On Monday, representatives returned before the Supervisors with approval from the MDAH and with the recommended changes to the wording.
“All that’s left to do is for Supervisor Mike Roberts to sign,” said April Grayson, one of the committee members.
Supervisor David Rikard said he was “all for” the marker; however, he said there was one name on there that he wanted to be removed due to the nature of the crime the man allegedly committed.
Rikard said he didn’t remember the name offhand, but that he read an old newspaper article that said the man was caught in the act of killing a woman and almost killing the woman’s daughter.
“I don’t want someone like that to be memorialized,” he said. “As soon as you put these names on the marker, they will be memorialized,” Rikard said. “The other cases have more questionable accounts, but this one case, I just can’t agree to memorialize something so horrific.”

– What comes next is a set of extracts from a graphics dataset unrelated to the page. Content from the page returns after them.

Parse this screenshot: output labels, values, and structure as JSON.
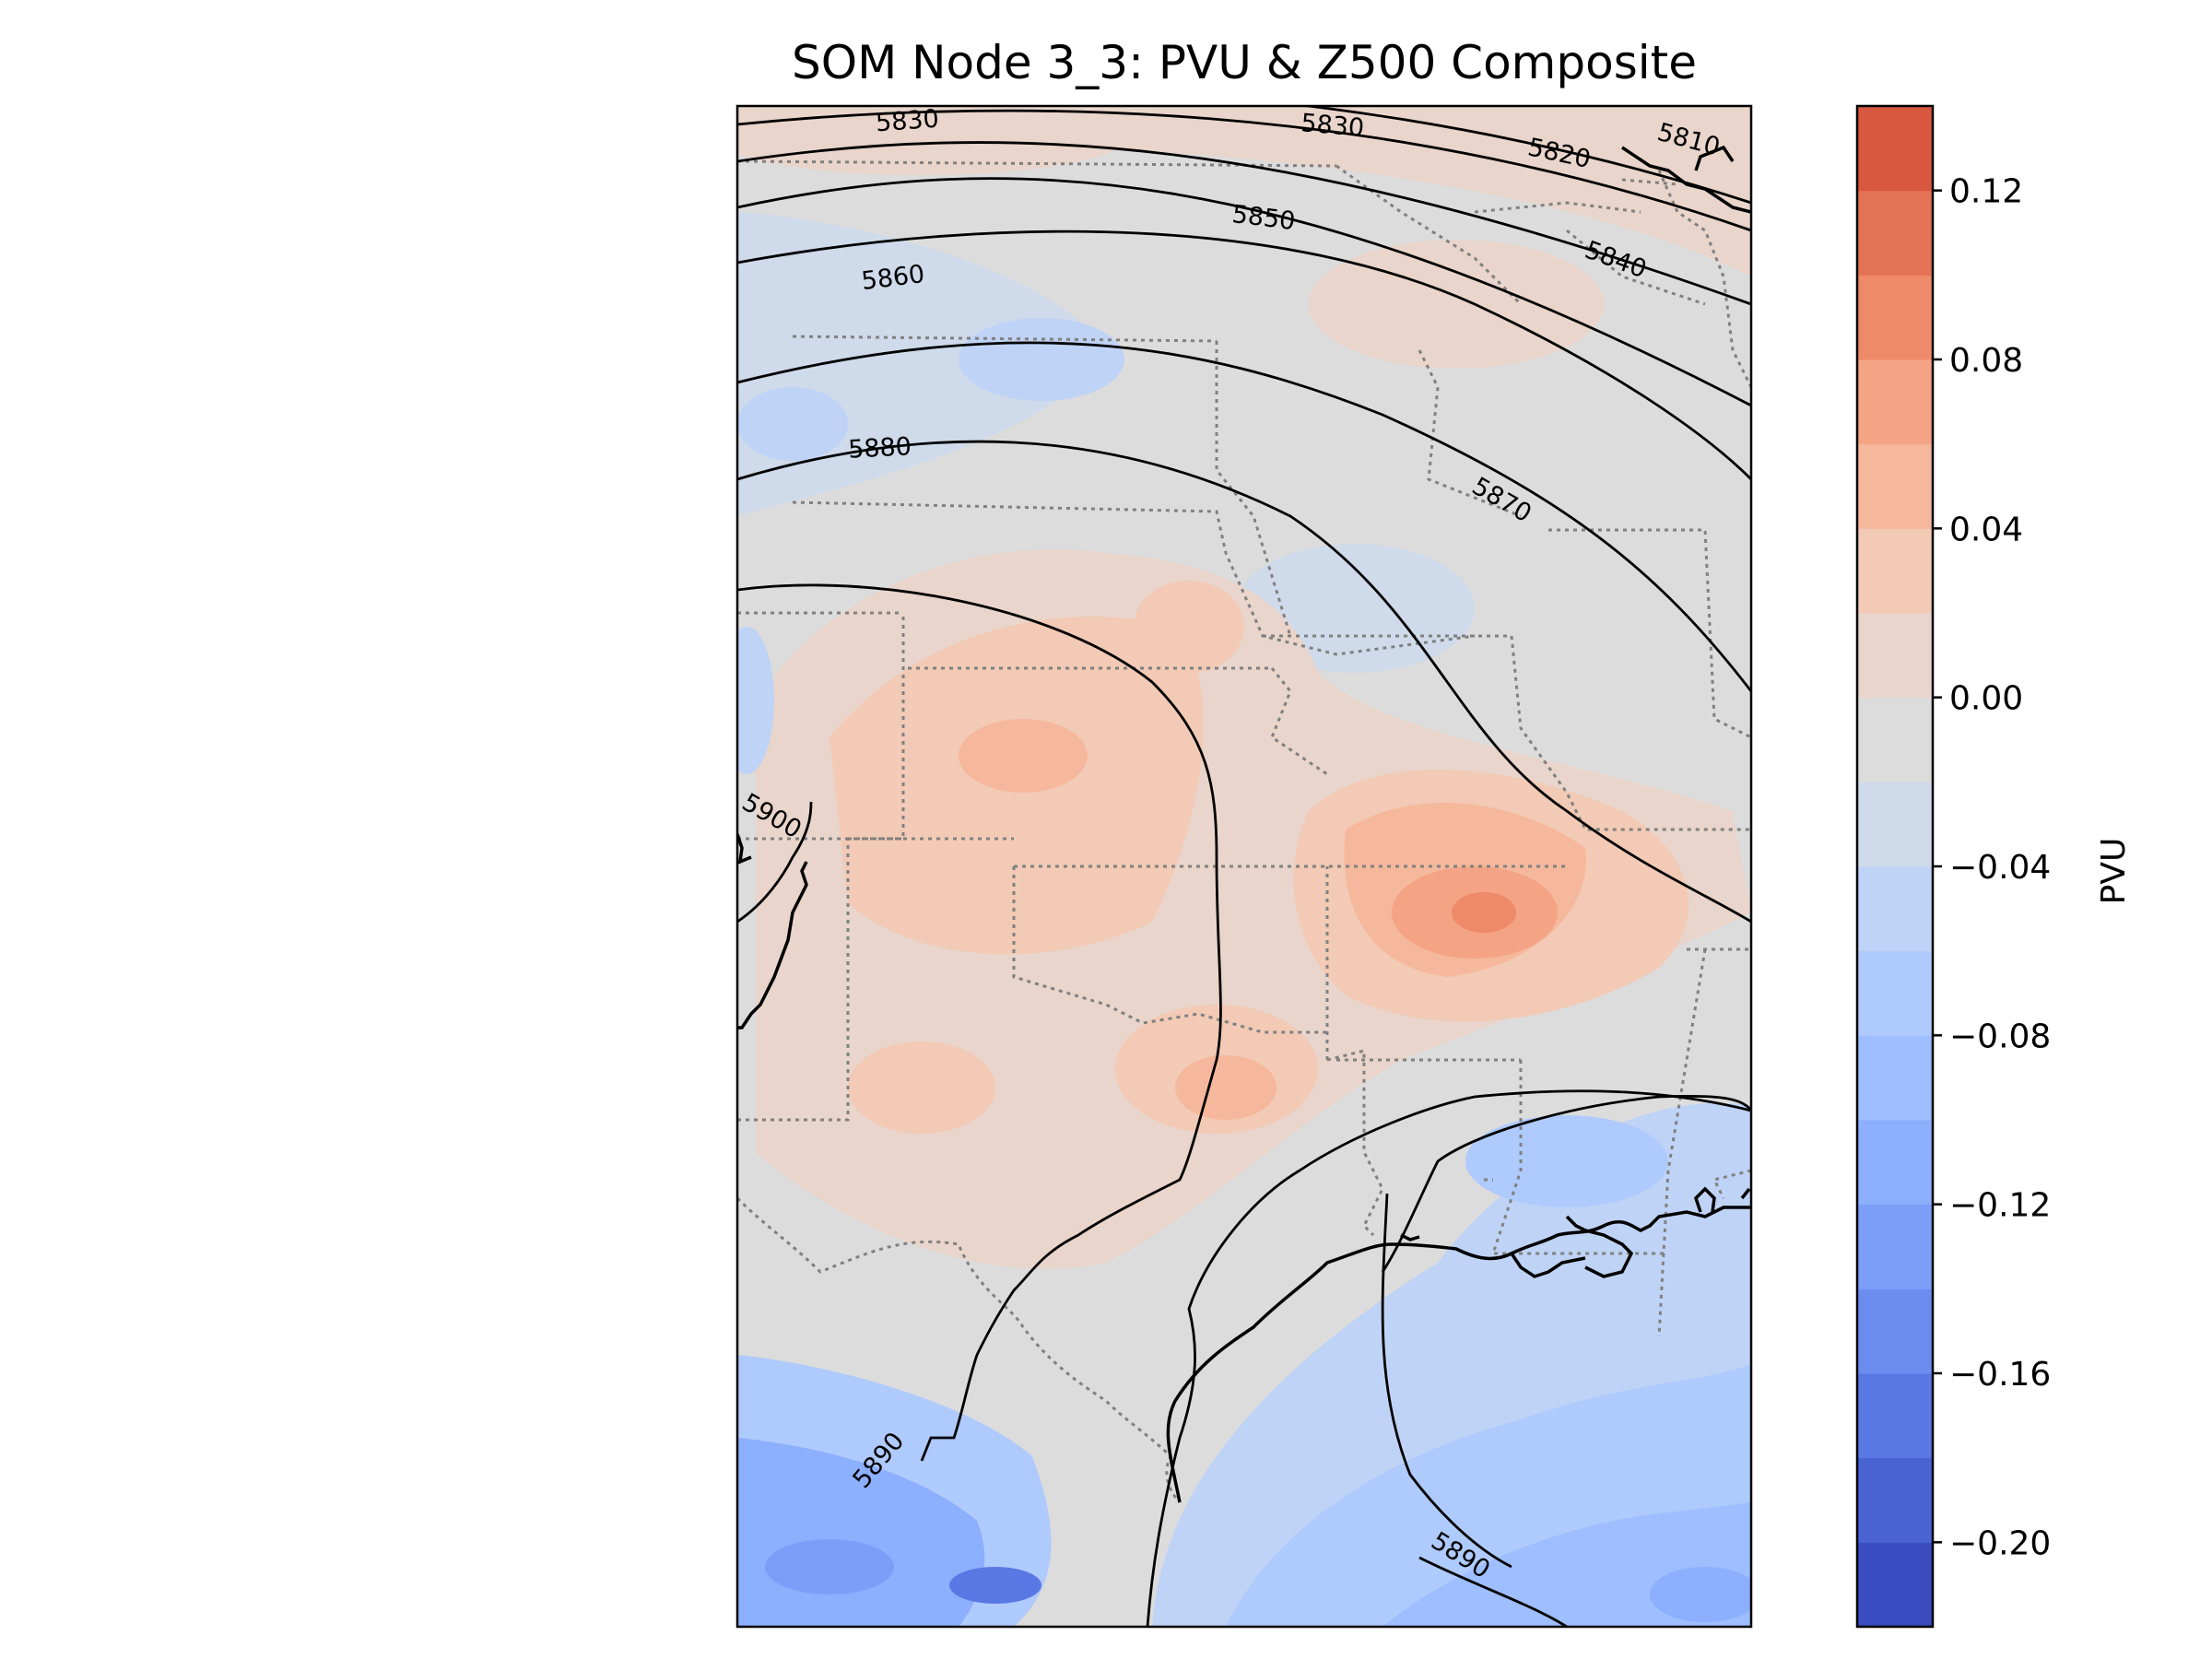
{
  "title": "SOM Node 3_3: PVU & Z500 Composite",
  "colorbar": {
    "label": "PVU",
    "min": -0.22,
    "max": 0.14,
    "step": 0.02,
    "ticks": [
      {
        "value": 0.12,
        "label": "0.12"
      },
      {
        "value": 0.08,
        "label": "0.08"
      },
      {
        "value": 0.04,
        "label": "0.04"
      },
      {
        "value": 0.0,
        "label": "0.00"
      },
      {
        "value": -0.04,
        "label": "−0.04"
      },
      {
        "value": -0.08,
        "label": "−0.08"
      },
      {
        "value": -0.12,
        "label": "−0.12"
      },
      {
        "value": -0.16,
        "label": "−0.16"
      },
      {
        "value": -0.2,
        "label": "−0.20"
      }
    ],
    "colors": [
      "#3a4cc0",
      "#4a63d3",
      "#5a78e4",
      "#6b8df0",
      "#7b9ff9",
      "#8caffe",
      "#9ebeff",
      "#afcafc",
      "#bfd3f6",
      "#cfdaea",
      "#dddcdc",
      "#e9d5cb",
      "#f2cab5",
      "#f6b89c",
      "#f4a384",
      "#ee8a6a",
      "#e47254",
      "#d7583f"
    ]
  },
  "contour_labels": [
    "5830",
    "5830",
    "5820",
    "5810",
    "5850",
    "5840",
    "5860",
    "5880",
    "5870",
    "5900",
    "5890",
    "5890"
  ],
  "colors": {
    "contour": "#000000",
    "borders": "#808080",
    "coast": "#000000"
  }
}
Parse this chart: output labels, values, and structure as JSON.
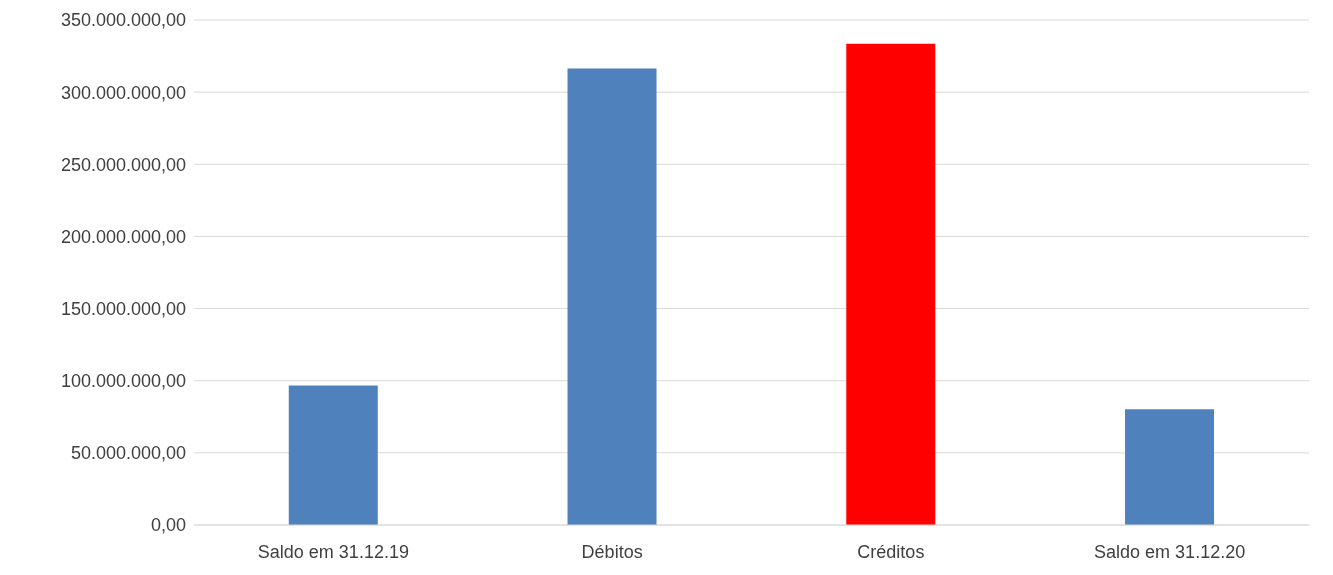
{
  "chart_data": {
    "type": "bar",
    "categories": [
      "Saldo em 31.12.19",
      "Débitos",
      "Créditos",
      "Saldo em 31.12.20"
    ],
    "values": [
      96600000,
      316400000,
      333600000,
      80200000
    ],
    "colors": [
      "#4f81bd",
      "#4f81bd",
      "#ff0000",
      "#4f81bd"
    ],
    "ylim": [
      0,
      350000000
    ],
    "yticks": [
      {
        "value": 0,
        "label": "0,00"
      },
      {
        "value": 50000000,
        "label": "50.000.000,00"
      },
      {
        "value": 100000000,
        "label": "100.000.000,00"
      },
      {
        "value": 150000000,
        "label": "150.000.000,00"
      },
      {
        "value": 200000000,
        "label": "200.000.000,00"
      },
      {
        "value": 250000000,
        "label": "250.000.000,00"
      },
      {
        "value": 300000000,
        "label": "300.000.000,00"
      },
      {
        "value": 350000000,
        "label": "350.000.000,00"
      }
    ],
    "grid": "y"
  }
}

Grayson explained that since the man was lynched by a mob, there was no trial and no facts presented. She said the purpose of the marker was not to glorify anyone but to tell the history of what happened.
The Rev. Duncan Gray III said the men who were lynched might have been guilty “as sin” or innocent of the crimes they were accused of, but due to the lynchings, there is no way to know.
“The mobs took it into their own hands,” he said. “This isn’t about whether these men were sinners or saints. We have no account, no witnesses. There was a lack of process.”
Rikard said he wanted to meet with the committee to further discuss the marker and hopefully come to an understanding.
“We are always open to having a conversation,” Grayson said. “But I don’t know if taking a name off… I don’t know I can make that promise. It’s history. It happened. We have to tell the whole story.”
Grayson said she didn’t believe the Equal Justice Initiative, which is funding the marker, would approve the marker if a name was removed.
“There was a pattern of using lynching to terrorize black communities, and sometimes that included accusations of men who did nothing wrong,” she said. “None of us know the whole truth of whether he did what he was accused of.”
Gray told the Supervisors that the lynching of seven men is part of Lafayette County’s history, and regardless of how painful it is, it can’t be changed.
“We can’t erase things that happened, or we will do what you justified as the reason on holding on to the (Confederate) statue,” Gray said. “It happened. It’s history.”
Rikard and the committee agreed to meet before the next Board of Supervisor’s meeting and report back on Dec. 21.
After the discussion, the Board approved a police officer memorial monument from CRIMESTOPPERS to be placed on the Courthouse lawn, after it too received approval from the MDAH. The Board then subsequently voted to place a moratorium on future memorial markers on the Courthouse lawn, excluding the marker presented by the Lynching Memorialization in Lafayette County.